Tuesday, April 07, 2009

Community

So I'm taking a class this semester where we are studying mission theology. I've never really been a big fan of the word theology, just because well to be honest it scares me. I know I have some theology, and that really it's just thoughts on God, but for me it's a lot bigger and different than that. Anyways, that's not the point of this blog. In this class for most of the semester, I sit in the room and pray that I can mentally stay in the classroom for an hour and a half. It's hard because half of the time I have NO idea what we are talking about. It's been a real struggle for me and I know that my grades show it. I have had no motivation for the class, and on most days dreaded going.

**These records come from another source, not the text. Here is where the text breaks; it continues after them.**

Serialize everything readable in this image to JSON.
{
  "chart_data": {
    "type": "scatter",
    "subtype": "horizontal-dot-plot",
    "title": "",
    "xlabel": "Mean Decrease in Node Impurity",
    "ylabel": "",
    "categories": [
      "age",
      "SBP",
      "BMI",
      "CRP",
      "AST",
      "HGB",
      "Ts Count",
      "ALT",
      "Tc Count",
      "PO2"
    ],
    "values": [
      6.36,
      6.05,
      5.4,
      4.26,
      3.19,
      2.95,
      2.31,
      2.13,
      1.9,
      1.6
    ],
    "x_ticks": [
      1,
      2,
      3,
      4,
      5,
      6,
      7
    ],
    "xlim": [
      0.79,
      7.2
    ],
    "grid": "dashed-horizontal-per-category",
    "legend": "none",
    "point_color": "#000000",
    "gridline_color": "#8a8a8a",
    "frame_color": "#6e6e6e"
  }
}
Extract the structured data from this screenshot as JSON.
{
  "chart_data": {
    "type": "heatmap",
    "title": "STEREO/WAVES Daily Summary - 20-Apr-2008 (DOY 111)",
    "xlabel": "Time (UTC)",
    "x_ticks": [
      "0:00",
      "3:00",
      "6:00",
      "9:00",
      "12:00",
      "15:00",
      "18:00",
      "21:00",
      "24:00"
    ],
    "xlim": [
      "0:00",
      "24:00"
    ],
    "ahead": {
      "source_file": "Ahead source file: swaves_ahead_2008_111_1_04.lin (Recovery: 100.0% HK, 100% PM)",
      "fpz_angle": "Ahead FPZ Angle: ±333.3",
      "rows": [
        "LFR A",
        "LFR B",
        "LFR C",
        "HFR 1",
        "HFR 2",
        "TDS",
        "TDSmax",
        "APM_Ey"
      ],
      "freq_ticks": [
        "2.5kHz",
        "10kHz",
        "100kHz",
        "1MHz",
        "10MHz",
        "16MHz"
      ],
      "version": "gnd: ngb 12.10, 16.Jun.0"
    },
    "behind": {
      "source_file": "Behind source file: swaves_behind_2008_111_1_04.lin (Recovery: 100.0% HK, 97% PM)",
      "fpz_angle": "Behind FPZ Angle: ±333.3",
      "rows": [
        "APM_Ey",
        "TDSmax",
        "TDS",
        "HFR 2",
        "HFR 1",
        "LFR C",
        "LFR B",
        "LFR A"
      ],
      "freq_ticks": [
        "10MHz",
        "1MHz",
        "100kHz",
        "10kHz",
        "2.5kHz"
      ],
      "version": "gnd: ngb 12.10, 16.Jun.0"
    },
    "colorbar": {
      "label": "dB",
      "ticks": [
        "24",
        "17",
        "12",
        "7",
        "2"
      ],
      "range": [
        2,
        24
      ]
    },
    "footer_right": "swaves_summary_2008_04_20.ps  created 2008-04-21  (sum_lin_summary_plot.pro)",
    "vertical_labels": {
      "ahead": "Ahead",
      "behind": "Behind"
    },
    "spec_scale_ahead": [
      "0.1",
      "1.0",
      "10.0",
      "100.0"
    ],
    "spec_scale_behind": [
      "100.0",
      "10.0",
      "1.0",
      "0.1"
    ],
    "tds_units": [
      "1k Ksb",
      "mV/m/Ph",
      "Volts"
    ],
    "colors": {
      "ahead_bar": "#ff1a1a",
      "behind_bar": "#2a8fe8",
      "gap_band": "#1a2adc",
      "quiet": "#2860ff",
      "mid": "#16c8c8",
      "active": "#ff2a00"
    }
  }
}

Then on Monday I got to experience one of the coolest things I have been apart of since my HPU experience began. We started off the class with some lecture and then she handed out an exam. When everybody was done we went upstairs and got into groups. She then had us discuss with each other our answers and come up with a group version of what we thought the answers were. We then had to take the grade that the group came up with. Afterwards, we took the Lord's supper, with a sort of spin on it. We all got to pick from a list of different types of problems that we would have in our lives. Then we encouraged each other to rely on God to help us through these problems, and then invited each other to take the lord's supper. After we had taken the bread, we shared stuff that was going on in our real lives, and got encouragement from the group, before taking the wine (grape juice).

This concept blew my mind. Every time I have ever been apart of a Lord's supper service, we have always been asked to examine ourselves before we took part in it, but this was a totally different concept. Instead of just examining ourselves, we were able to get real with the people around us, and then receive encouragement for the situation. I think in our churches today we almost totally throw out community. We are more concerned with what we do as an individual, and not what is happening in the lives of our brothers and sisters. I think when we are asked to examine ourselves and share with the others around us, we are forced to deal with the issue, and then also we see that those around us truly care for us and want to encourage us in our struggle. It felt like as we took the Lord's supper, I was more free of the struggle than before because my community around me was helping my lay it before Christ.

Father,
I pray that we would not forget about those around us. I believe that you have placed these people in our lives for a reason, and so many times we forget about that. God, help us to take the focus off ourselves, and remember the needs of the people around us. I pray that you would open the eyes of the church and allow us to see the impact that the community of believers can/should/will have. Allow us to move from seeing ourselves as individuals but as one body whose purpose is to glorify you.